The San Francisco area's Bay Area Rapid Transit (BART) District is the latest transit system to announce plans to provide Wi-Fi access for its commuters for the next 20 years.
Announced Monday by BART and Wi-Fi Rail Inc., the agreement will establish high-speed mobile access throughout 104 miles of track and 43 BART stations by the end of 2011.
The network already has been tested for free by more than 15,000 consumers in a limited area of the BART system. The deal comes as transit systems are increasingly filling the Wi-Fi gaps created after the failure of most municipal attempts to provide robust Wi-Fi service.
BART's wireless plan would differ from other transit systems in that Wi-Fi Rail plans to utilize fiber-optic equipment for the service. Other commuter Wi-Fi systems generally use satellite or cell phone infrastructure to deliver Wi-Fi service to consumers.

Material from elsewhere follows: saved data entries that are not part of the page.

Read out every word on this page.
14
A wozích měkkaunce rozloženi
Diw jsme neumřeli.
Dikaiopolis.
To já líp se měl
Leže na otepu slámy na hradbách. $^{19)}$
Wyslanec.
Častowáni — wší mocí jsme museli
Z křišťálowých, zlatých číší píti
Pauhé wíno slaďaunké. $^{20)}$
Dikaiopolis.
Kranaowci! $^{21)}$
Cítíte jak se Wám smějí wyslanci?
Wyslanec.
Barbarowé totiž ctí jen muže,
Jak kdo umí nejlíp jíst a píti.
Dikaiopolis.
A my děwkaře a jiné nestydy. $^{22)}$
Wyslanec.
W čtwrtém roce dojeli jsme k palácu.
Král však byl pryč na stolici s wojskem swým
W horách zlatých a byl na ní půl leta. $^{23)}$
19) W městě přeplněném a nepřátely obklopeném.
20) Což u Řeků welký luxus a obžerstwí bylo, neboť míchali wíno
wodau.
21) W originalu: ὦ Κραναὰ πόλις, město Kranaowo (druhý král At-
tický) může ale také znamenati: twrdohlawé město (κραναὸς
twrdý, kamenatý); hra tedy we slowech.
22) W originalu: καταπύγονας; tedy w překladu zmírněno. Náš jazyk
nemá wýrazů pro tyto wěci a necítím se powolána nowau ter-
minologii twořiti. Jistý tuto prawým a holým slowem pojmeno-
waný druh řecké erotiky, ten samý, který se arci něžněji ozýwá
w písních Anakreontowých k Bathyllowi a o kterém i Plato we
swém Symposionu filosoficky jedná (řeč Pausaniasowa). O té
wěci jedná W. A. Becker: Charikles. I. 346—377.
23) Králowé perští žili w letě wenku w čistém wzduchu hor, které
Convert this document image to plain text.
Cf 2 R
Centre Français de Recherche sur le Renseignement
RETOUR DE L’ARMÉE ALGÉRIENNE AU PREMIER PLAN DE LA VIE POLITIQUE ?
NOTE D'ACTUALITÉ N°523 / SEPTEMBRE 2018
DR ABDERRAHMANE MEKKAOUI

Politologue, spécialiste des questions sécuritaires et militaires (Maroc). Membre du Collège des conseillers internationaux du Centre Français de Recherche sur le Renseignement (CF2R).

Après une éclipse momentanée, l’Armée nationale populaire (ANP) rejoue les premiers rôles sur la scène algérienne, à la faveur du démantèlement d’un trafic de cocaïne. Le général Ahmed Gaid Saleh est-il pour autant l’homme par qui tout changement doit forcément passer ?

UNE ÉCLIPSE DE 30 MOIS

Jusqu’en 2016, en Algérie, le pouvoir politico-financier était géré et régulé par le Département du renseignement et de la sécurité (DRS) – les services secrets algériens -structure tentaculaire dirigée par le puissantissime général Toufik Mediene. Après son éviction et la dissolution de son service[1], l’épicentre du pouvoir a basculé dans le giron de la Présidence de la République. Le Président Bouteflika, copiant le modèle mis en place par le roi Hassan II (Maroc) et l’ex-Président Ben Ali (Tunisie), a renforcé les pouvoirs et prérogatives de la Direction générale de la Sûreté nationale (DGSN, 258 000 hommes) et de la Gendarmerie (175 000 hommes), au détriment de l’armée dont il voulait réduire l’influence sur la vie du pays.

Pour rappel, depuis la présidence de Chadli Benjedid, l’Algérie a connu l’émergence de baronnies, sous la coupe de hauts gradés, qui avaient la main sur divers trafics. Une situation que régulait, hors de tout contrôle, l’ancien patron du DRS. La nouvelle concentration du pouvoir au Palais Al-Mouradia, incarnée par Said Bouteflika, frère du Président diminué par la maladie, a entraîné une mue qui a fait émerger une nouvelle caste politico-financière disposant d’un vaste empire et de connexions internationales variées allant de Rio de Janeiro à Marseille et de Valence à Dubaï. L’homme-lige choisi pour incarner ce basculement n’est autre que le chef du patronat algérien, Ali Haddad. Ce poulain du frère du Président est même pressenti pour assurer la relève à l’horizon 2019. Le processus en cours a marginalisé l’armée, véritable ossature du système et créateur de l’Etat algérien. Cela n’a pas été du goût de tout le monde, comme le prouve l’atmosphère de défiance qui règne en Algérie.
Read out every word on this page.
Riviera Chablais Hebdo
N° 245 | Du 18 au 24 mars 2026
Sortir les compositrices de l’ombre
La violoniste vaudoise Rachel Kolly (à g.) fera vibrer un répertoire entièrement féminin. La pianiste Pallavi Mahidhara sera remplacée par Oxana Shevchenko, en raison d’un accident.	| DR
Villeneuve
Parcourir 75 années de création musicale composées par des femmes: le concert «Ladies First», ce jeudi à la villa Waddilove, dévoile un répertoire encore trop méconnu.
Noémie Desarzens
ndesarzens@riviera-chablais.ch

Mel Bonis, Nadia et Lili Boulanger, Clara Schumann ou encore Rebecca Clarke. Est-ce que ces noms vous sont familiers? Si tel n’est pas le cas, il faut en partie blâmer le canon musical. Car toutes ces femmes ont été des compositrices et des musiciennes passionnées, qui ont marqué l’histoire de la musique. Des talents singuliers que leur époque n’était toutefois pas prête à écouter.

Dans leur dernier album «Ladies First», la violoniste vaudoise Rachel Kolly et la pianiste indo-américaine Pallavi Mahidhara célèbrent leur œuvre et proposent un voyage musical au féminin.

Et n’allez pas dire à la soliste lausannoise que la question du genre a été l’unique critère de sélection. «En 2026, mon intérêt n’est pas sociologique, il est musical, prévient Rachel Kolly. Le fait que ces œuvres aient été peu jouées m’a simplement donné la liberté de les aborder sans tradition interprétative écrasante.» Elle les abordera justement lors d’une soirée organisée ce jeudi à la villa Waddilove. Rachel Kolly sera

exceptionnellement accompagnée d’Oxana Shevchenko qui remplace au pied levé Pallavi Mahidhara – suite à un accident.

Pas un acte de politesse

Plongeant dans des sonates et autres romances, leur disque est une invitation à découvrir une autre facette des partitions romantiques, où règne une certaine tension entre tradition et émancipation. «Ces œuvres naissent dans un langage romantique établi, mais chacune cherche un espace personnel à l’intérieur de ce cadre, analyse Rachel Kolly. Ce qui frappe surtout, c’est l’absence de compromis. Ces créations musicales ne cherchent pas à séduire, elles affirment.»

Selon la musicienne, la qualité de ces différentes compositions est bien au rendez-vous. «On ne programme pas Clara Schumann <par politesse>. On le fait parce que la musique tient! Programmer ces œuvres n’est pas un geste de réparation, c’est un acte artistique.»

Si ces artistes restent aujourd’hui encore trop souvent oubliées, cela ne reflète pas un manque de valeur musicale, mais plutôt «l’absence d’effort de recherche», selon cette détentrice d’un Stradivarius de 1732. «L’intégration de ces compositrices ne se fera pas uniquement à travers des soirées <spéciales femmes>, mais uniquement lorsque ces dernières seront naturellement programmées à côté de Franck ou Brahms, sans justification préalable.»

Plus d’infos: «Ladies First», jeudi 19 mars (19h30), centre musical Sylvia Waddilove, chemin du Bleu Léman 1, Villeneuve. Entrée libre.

"This is a unique opportunity to demonstrate what high-speed Wi-Fi access, interconnected by a huge fiber-optic backbone, can mean to a transit system and its passengers," Wi-Fi Rail CEO Cooper Lee said in a statement.
The contract between BART and Wi-Fi Rail calls for selected segments of the network to be built during 2009. Already, four downtown San Francisco station and 2.2 miles of BART track have been available for testing for months by consumers. When the network reaches various scheduled completed dates, consumers will be able to sign up for the service for a reported $300 a year or a $30-a-month fee. A two-hour price likely will be set at $6. The service will be rolled out incrementally.
Wi-Fi Rail said the network, when completed, will be the nation's largest high-bandwidth Internet LAN. The network, the company added, also will support public-safety and security efforts. Wi-Fi Rail cited studies that indicate that more than 70% of commuter rail travelers carry a Wi-Fi-enabled device.
Another pioneering commuter system that's supplying Wi-Fi to its commuters is the Massachusetts Bay Transportation Authority, which has outfitted commuter trains and commuter boat service with Wi-Fi. The Massachusetts service is free for its commuters. Like San Francisco, the Boston commuter service was instituted after efforts to roll out municipal Wi-Fi hotspots largely failed.